# MEC 2034HT Scissor Lift Issue



## Roadking5959 (Oct 21, 2019)

Hello, 
I am working on a MEC 2034HT (1990) lift & have all of the issues repaired, except the unit won't un-lock the brakes with the platform completely down. If I lift it high enough to release the "platform-down" switch, it will release the brakes & drive. Any ideas?
Thanks!


----------



## readydave8 (Sep 20, 2009)

Roadking5959 said:


> Hello,
> I am working on a MEC 2034HT (1990) lift & have all of the issues repaired, except the unit won't un-lock the brakes with the platform completely down. If I lift it high enough to release the "platform-down" switch, it will release the brakes & drive.

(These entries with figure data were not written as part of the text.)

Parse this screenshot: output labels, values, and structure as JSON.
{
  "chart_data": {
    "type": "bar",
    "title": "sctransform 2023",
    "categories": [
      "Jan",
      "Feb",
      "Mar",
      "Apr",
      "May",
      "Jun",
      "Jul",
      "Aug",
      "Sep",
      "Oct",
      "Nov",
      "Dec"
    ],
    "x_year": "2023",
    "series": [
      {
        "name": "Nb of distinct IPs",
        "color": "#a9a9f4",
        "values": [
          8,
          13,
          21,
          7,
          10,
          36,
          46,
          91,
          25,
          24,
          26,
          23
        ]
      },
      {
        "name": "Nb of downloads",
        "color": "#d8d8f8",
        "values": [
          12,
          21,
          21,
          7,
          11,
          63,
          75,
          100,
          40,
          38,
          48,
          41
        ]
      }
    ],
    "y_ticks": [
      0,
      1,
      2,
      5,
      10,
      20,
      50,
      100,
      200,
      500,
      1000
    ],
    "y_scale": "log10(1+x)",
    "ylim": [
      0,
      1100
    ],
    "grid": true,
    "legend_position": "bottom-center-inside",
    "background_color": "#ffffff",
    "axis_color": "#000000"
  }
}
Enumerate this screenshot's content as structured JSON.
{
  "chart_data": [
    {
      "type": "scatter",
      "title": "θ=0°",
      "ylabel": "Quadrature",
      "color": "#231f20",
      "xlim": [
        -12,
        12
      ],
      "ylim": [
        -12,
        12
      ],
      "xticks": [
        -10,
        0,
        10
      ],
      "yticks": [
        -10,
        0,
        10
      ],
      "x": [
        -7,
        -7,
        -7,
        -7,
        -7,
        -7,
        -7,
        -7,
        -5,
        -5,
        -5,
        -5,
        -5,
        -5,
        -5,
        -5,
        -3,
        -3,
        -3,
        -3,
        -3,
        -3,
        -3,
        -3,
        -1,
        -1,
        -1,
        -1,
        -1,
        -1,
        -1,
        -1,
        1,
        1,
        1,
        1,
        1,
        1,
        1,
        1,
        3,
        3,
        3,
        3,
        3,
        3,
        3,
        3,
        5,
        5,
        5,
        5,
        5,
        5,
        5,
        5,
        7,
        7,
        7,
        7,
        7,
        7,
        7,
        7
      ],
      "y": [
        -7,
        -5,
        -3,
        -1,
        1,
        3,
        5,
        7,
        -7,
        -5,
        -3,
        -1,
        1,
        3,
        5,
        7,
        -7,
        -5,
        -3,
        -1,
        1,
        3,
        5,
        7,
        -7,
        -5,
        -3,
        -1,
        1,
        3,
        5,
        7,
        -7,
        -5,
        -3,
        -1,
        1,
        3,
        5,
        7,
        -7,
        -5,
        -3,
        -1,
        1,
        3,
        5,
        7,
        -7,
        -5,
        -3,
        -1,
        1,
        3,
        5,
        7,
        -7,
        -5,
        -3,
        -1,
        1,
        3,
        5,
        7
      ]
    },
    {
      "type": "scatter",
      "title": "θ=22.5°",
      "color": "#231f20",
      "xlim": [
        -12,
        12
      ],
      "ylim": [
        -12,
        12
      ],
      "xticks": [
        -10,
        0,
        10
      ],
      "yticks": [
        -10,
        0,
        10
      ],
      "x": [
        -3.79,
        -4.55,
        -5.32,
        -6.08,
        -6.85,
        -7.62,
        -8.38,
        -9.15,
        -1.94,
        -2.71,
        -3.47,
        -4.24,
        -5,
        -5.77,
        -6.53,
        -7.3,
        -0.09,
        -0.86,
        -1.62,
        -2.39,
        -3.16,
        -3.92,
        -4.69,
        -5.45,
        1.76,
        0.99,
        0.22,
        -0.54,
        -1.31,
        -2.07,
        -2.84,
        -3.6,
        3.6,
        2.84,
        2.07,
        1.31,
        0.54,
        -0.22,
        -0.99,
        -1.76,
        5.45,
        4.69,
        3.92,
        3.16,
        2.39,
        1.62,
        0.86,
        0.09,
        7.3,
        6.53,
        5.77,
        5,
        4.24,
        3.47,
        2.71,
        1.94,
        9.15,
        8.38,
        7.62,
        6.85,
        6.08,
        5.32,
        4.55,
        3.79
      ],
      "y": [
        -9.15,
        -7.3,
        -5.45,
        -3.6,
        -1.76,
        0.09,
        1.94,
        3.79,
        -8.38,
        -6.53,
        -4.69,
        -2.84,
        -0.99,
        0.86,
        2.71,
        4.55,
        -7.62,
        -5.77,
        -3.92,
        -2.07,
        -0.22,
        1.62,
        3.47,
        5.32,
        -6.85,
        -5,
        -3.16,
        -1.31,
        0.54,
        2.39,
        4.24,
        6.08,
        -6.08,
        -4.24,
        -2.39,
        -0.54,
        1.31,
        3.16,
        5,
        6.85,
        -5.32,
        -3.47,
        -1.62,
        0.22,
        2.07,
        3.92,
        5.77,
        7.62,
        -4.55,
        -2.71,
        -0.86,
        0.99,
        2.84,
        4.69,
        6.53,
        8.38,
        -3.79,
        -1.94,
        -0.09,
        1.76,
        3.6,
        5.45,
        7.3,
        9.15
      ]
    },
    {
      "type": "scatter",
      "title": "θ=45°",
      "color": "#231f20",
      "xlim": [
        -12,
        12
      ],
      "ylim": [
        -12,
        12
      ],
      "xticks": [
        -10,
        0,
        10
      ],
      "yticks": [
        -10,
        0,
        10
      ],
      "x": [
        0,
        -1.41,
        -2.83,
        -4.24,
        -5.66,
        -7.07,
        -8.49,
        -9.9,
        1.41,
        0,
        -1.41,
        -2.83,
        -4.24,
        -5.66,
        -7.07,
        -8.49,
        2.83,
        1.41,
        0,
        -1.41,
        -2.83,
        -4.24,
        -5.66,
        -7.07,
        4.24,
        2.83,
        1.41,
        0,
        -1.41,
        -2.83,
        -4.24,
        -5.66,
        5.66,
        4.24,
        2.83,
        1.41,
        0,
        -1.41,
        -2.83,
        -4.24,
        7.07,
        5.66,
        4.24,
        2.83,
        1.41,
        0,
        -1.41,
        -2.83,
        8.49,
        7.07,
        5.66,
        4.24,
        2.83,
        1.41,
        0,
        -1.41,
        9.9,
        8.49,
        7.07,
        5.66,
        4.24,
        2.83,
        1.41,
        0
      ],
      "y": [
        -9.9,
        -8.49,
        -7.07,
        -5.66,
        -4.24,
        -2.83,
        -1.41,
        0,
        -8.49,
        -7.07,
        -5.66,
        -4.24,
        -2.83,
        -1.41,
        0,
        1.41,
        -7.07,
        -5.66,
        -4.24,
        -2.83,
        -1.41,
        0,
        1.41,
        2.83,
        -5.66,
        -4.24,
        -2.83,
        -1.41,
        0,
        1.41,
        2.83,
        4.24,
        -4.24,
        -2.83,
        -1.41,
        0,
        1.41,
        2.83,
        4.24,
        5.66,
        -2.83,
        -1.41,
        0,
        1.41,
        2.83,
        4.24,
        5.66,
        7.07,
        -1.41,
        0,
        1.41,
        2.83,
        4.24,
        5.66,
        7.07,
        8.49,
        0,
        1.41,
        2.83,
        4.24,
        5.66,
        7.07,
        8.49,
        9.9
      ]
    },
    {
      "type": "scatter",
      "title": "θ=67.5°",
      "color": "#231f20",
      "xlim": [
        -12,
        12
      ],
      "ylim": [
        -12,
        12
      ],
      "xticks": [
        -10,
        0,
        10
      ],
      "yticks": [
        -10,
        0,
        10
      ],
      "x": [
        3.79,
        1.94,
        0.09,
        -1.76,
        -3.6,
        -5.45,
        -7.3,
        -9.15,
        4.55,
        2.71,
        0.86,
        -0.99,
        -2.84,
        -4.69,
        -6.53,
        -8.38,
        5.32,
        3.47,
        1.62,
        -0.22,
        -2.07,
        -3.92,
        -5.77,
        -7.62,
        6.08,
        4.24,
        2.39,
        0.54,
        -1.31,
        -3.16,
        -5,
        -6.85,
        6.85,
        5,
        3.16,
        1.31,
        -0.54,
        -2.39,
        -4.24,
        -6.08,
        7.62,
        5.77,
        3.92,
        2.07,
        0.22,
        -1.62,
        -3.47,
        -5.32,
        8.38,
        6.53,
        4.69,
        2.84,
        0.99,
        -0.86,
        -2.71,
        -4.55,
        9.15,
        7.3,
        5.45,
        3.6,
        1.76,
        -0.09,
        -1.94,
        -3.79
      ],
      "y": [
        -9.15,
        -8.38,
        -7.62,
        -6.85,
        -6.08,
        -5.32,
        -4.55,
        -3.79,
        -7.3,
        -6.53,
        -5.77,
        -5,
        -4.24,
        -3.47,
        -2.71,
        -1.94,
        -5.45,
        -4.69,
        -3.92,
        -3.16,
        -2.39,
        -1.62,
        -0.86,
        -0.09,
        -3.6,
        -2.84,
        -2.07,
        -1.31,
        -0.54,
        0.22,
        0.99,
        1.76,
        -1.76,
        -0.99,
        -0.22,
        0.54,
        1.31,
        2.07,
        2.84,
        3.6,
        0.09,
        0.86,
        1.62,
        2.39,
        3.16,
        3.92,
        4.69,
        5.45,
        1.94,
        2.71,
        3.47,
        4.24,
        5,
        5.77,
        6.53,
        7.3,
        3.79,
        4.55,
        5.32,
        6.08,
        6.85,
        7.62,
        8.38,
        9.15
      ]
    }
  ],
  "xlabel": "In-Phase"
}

Any ideas?
> Thanks!


"Service" in title of this forum is not related to servicing or repairing lift:wink:


----------



## sbrn33 (Mar 15, 2007)

No way a 1990 lift is getting on any jobsites.


----------



## Wirenuting (Sep 12, 2010)

Ibtl


----------



## jw0445 (Oct 9, 2009)

me too


----------



## joebanana (Dec 21, 2010)

Sounds like a N.O. on a N.C. contact on a limit switch, or relay. Got a schematic?


----------



## Easy (Oct 18, 2017)

I believe you need a "aerial-platform technician's licence" just to work on a lift. Just like elevator service a licence is required. I'm sure most people make their own repairs to lifts but if you do, it will make you liable if someone is injured. I know it's just a Scissor Lift but just be aware.


----------



## wcord (Jan 23, 2011)

Roadking5959 said:


> Hello,
> I am working on a MEC 2034HT (1990) lift & have all of the issues repaired, except the unit won't un-lock the brakes with the platform completely down. If I lift it high enough to release the "platform-down" switch, it will release the brakes & drive. Any ideas?
> Thanks!


https://www.google.com/url?sa=t&rct...ork-platform&usg=AOvVaw24JPoegz0dwMQW6QAEBIeV


----------